Received 15 January 2016; accepted 14 February 2016; published 17 February 2016
Today, a significant number of embedded systems are focused on multimedia applications, and the demand for low cost, high performance and low power hardware is almost insatiable. The design of complex systems such as image and video processing, compression, face recognition, object tracking, 4G modems, multi-standard CODECs, and HD decoding schemes requires integration of many complex blocks and a long verification process  . These complex designs are based on I/O peripherals, one or more processors, bus interfaces, A/D, D/A, embedded software, memories and sensors.
Image and video processing applications require a large amount of data transfers between the input and output of a system. Data are constantly transferred, altered and stored during processing. To ensure correct operation and data transfer, a control block needs to be designed carefully. Designing an image and video processing unit can be complex and time consuming, and the verification process can take months depending on the system’s complexity.
RTL description of a system can be implemented from a behavioral description of the system in Perl or C. This will result in a faster verification process and shorter Time-to-Market (TTM). It is also possible to have a hybrid design where RTL blocks can be integrated with High Level Synthesis (HLS).

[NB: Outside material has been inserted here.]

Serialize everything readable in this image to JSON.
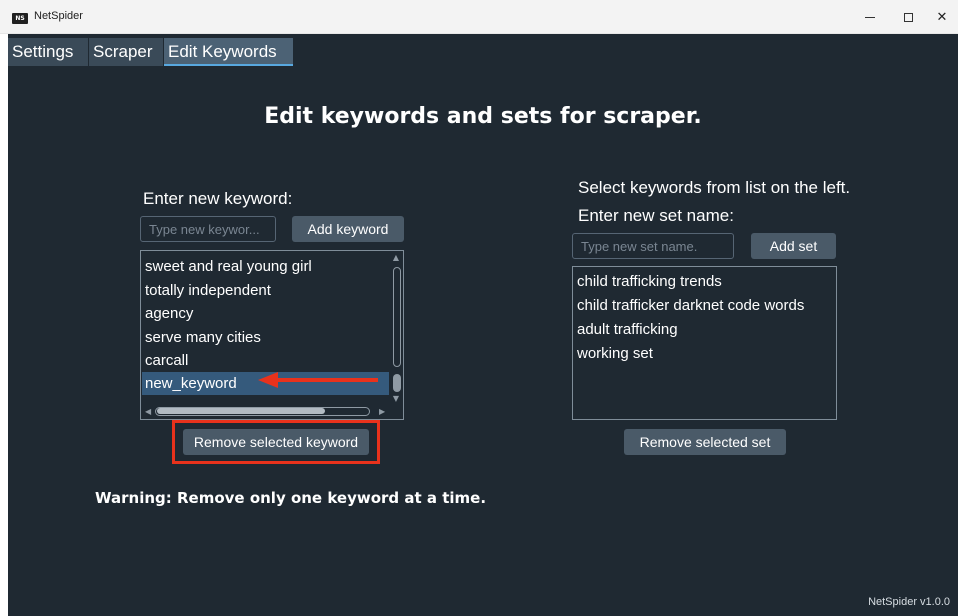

The HLS design flow can be used to represent the whole system or parts of a system using one of the high level languages such as Perl, C, C++, Java, MATLAB  . Each part in the system can be tested independently before the whole system is tested. After the verification process, the design can be implemented using FPGA synthesis tools.
The proposed matrix operations design (MOD) tool focuses on basic and advanced matrix operations for improved design and verification times. Required background information is described in Section 2 and the design and examples error analysis are discussed in Section 3.

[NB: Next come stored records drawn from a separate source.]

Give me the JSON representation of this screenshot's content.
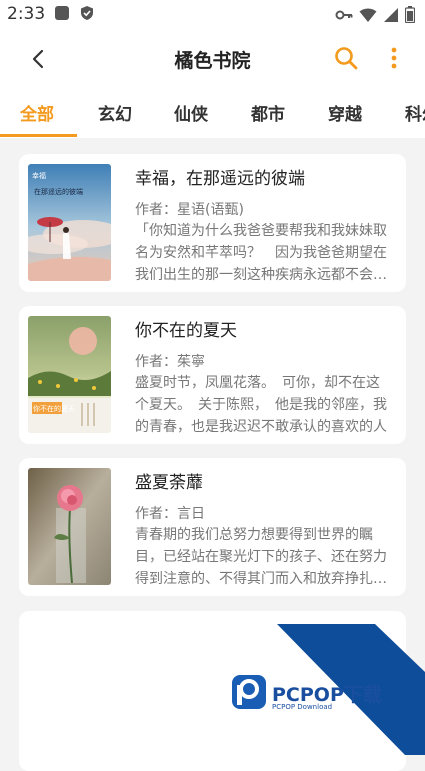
{
  "status": {
    "time": "2:33"
  },
  "header": {
    "title": "橘色书院"
  },
  "tabs": [
    {
      "label": "全部",
      "active": true
    },
    {
      "label": "玄幻",
      "active": false
    },
    {
      "label": "仙侠",
      "active": false
    },
    {
      "label": "都市",
      "active": false
    },
    {
      "label": "穿越",
      "active": false
    },
    {
      "label": "科幻",
      "active": false
    }
  ],
  "books": [
    {
      "title": "幸福，在那遥远的彼端",
      "author": "作者：星语(语甄)",
      "desc": "「你知道为什么我爸爸要帮我和我妹妹取名为安然和芊萃吗？　因为我爸爸期望在我们出生的那一刻这种疾病永远都不会在我们身上出现",
      "cover_text": "在那遥远的彼端"
    },
    {
      "title": "你不在的夏天",
      "author": "作者：茱寧",
      "desc": "盛夏时节，凤凰花落。　可你，却不在这个夏天。　关于陈熙，　他是我的邻座，我的青春，也是我迟迟不敢承认的喜欢的人",
      "cover_text": "你不在的夏天"
    },
    {
      "title": "盛夏荼蘼",
      "author": "作者：言日",
      "desc": "青春期的我们总努力想要得到世界的瞩目，已经站在聚光灯下的孩子、还在努力得到注意的、不得其门而入和放弃挣扎的孩子们",
      "cover_text": ""
    }
  ],
  "watermark": {
    "brand": "PCPOP下载",
    "sub": "PCPOP Download"
  },
  "colors": {
    "accent": "#f39a1f",
    "watermark": "#1a4fa0"
  }
}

Basic and advanced matrix operations are required in many complex algorithms in digital, image and video processing applications. Most of the time these matrix operations are performed using a conventional (also known as traditional) method used in basic algebra classes. The conventional methods to perform addition and multiplication operations are used to implement matrix multiplications for small matrices. If a large matrix multiplication is needed, many systems use software. Due to the development of VLSI and FPGA technologies, however, the computational power of the systems has increased and massive amount of data need to be pro- cessed at a very high speed. With that in mind, the realization of a high speed, low power and low area real time matrix multiplication system for large matrices is desirable. The idea behind the MOD tool is to give designers options based on area and speed optimization and faster TTM. The components of the MOD tool are shown in Figure 1.
The proposed MOD tool has four important principles:
Compute required matrix operation(s);
Customized range and accuracy;
Generate an area-efficient, fast system for low power applications;
Figure 1. Matrix Operations Design (MOD) block.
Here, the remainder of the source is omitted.